Рафи всегда так отзывается о нашей внешности – во множественном числе. Словно с моим упоминанием это не будет походить на хвастовство.
Быть может, так оно и есть. Ведь наша мама была красавицей от природы, единственной во всем городе. О чем отец постоянно твердит всем и каждому. По его словам, нам не понадобится операция, даже когда мы повзрослеем и постареем, можно лишь будет чуть-чуть подправить тут и там.
Однако сочетание в нашей внешности папиного сердитого взгляда и маминого ангельского личика мне всегда казалось негармоничным. А теперь еще этот шрам.
Как если бы у Красавицы и Чудовища родились дочери, которых они воспитали в дикой природе.
– Не знаю, красивы ли мы, – говорю я. – Но точно живы.
– Благодаря тебе. Я же только сидела и кричала.
Я оборачиваюсь к ней.
– Когда ты кричала?
– Все время. – Она опускает взгляд. – Просто негромко.
Для всех остальных моя сестра предстает в своем обычном обличье – своевольной и самодовольной девушки.
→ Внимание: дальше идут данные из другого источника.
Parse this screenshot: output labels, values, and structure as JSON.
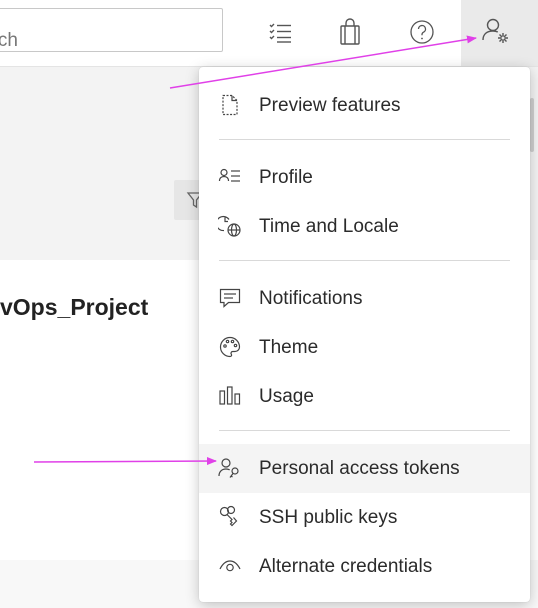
{
  "header": {
    "search_text": "arch"
  },
  "project": {
    "title": "vOps_Project"
  },
  "menu": {
    "items": [
      {
        "label": "Preview features",
        "icon": "page-icon"
      },
      {
        "label": "Profile",
        "icon": "profile-card-icon"
      },
      {
        "label": "Time and Locale",
        "icon": "clock-globe-icon"
      },
      {
        "label": "Notifications",
        "icon": "comment-icon"
      },
      {
        "label": "Theme",
        "icon": "palette-icon"
      },
      {
        "label": "Usage",
        "icon": "bar-chart-icon"
      },
      {
        "label": "Personal access tokens",
        "icon": "user-key-icon"
      },
      {
        "label": "SSH public keys",
        "icon": "keys-icon"
      },
      {
        "label": "Alternate credentials",
        "icon": "eye-icon"
      }
    ]
  },
  "colors": {
    "annotation_arrow": "#e040e8",
    "menu_hover": "#f4f4f4"
  }
}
Но наедине со мной ее голос звучит тихо и серьезно.
– Разве тебе не страшно? – спрашивает она.
Я повторяю папины слова:
– Мятежники ненавидят нас только по одной причине: они завидуют тому, что он построил. А значит, они – всего лишь мелкие людишки, которых даже не стоит бояться.
Рафи отрицательно качает головой:
– Я имела в виду другое. Разве тебе не страшно, что ты убила человека?
Сначала мне непонятно, что она имеет в виду. Слишком сильно все перемешалось в моей голове. Звук распарываемого ножом тела убийцы, застывший в воздухе вкус его крови.
– В это мгновение я – не я. – Мои пальцы двигаются, будто перебирают команды виброножа. – Во мне говорит обучение, долгие часы тренировок.
Она берет меня за руку, успокаивая дергающиеся пальцы.
– Так бы сказала Ная. А что думаешь ты?